Wednesday, September 10, 2008

Jolly Boating Weather, Or So They Thought

In wading through the murky waters of days gone by, one sometimes hits upon a few words that really say much more than the obvious.

I recently ran across a quotation from George Orwell's autobiographical essay "Such, Such Were the Joys." Orwell wrote it in the 1940's about his childhood and his years at St. Cyprian's School and at Eton College. While I suspect these places were not the Home Counties gulag that Orwell describes, his reminiscences have a lot to say about coming of age for the middle classes in Edwardian Britain.

The one line that really stuck out for me was his description of the mood of the times in the years between the death of Queen Victoria (1901) and the outbreak of the Great War (1914).

Orwell wrote:

  • "From the whole decade before 1914 there seems to breathe forth a smell of the more vulgar, un-grown-up kind of luxury, a smell of brilliantine and crème-de-menthe and soft-centred chocolates — an atmosphere, as it were, of eating everlasting strawberry ices on green lawns to the tune of the Eton Boating Song."
In this time, Britain had passed her time at the height of world power.

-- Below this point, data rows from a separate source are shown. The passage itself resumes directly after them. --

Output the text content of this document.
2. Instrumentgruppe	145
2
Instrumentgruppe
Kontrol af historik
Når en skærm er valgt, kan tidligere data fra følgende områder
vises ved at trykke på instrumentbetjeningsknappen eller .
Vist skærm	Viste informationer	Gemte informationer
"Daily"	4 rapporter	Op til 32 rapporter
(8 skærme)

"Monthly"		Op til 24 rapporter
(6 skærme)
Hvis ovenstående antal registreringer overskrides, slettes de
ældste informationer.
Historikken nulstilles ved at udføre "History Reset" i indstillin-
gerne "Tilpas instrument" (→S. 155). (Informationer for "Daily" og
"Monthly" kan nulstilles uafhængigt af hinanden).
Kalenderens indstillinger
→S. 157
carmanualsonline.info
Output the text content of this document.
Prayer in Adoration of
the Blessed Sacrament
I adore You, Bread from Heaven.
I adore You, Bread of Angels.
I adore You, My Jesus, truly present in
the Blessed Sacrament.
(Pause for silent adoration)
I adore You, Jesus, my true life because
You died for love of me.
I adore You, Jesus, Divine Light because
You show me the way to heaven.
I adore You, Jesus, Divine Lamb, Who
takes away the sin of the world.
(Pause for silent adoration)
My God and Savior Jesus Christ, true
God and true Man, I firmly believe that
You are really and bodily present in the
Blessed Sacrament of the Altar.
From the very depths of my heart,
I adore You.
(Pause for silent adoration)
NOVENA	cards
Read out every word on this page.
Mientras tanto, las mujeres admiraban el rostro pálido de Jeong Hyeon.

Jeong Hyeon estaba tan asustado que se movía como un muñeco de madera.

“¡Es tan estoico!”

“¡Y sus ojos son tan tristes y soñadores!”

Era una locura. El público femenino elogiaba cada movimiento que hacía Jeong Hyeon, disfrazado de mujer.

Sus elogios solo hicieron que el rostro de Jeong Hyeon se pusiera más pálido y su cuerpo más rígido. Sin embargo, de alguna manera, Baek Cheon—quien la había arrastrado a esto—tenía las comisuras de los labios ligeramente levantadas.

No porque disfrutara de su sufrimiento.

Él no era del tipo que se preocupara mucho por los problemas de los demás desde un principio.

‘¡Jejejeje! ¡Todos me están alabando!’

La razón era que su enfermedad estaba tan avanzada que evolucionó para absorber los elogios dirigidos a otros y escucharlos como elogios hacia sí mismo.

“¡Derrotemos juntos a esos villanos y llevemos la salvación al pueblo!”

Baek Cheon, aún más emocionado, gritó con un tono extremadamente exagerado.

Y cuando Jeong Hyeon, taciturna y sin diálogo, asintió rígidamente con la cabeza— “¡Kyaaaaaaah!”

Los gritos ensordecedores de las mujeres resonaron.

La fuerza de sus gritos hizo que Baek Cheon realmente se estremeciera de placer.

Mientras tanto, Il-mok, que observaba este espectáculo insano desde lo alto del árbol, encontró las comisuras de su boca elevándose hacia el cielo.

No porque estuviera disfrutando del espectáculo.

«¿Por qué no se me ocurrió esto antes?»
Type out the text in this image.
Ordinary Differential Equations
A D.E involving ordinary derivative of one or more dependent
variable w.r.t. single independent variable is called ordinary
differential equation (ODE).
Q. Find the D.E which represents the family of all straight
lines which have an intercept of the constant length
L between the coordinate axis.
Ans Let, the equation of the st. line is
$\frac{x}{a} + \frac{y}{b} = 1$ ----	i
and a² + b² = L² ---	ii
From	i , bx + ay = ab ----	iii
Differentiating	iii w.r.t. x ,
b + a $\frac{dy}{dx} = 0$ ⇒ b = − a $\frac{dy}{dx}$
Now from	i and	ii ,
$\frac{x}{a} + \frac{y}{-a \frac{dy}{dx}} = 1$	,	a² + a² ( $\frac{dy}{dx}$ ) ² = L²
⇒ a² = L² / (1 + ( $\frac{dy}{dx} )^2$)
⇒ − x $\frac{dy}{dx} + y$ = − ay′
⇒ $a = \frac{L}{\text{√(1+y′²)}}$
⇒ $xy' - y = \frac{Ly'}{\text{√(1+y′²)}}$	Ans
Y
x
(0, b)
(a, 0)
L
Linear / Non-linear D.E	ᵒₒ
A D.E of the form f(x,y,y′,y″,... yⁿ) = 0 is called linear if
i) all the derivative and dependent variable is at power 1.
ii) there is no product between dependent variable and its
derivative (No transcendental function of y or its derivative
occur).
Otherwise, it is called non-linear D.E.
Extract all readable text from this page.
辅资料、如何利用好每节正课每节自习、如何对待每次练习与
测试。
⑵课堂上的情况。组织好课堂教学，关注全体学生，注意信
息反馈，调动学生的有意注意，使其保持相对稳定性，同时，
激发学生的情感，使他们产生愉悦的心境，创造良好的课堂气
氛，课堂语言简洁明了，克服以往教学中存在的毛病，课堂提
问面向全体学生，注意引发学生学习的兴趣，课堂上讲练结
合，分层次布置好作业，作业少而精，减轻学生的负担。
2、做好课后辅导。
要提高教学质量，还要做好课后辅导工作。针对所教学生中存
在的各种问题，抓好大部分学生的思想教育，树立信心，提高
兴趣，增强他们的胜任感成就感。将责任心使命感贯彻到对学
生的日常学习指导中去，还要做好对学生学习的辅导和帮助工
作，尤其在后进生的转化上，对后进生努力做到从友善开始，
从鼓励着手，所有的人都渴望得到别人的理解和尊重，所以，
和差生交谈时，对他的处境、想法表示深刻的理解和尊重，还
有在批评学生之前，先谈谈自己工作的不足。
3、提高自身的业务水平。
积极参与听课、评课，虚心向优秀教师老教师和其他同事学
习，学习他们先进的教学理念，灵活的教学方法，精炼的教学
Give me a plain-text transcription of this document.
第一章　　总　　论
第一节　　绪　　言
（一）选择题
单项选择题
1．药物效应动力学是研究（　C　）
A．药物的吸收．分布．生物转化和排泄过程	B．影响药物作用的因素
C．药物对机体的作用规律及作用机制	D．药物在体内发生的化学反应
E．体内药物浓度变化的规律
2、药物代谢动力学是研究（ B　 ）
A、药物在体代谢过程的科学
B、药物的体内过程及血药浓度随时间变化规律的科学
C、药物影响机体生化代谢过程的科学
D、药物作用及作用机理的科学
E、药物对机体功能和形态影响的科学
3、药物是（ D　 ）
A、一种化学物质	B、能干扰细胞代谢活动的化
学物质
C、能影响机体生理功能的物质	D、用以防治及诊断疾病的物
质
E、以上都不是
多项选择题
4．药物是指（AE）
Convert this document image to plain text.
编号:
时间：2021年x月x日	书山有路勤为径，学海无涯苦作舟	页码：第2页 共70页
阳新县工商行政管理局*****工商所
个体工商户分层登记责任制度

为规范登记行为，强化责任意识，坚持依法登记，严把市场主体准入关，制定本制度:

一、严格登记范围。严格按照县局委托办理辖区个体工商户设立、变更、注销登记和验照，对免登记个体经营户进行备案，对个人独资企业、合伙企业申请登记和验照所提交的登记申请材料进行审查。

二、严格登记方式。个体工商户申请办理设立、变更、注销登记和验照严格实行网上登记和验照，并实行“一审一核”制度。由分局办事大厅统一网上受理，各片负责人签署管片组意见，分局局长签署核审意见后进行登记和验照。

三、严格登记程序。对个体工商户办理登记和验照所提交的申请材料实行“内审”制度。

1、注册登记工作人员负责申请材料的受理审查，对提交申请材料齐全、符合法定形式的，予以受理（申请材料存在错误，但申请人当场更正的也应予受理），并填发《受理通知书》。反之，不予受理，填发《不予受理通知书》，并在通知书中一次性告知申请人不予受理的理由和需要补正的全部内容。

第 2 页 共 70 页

She was still one of the "great powers," but by no means dominant. Settling into the fading sunlight of her imperial afternoon, the Sceptered Isle was about to be irreversibly changed. For a brief moment, though, people either didn't know or didn't wish to acknowledge this fact.

Orwell's words give us an engaging portal into one of those days gone by.

It is for little reasons like this that I am a historian.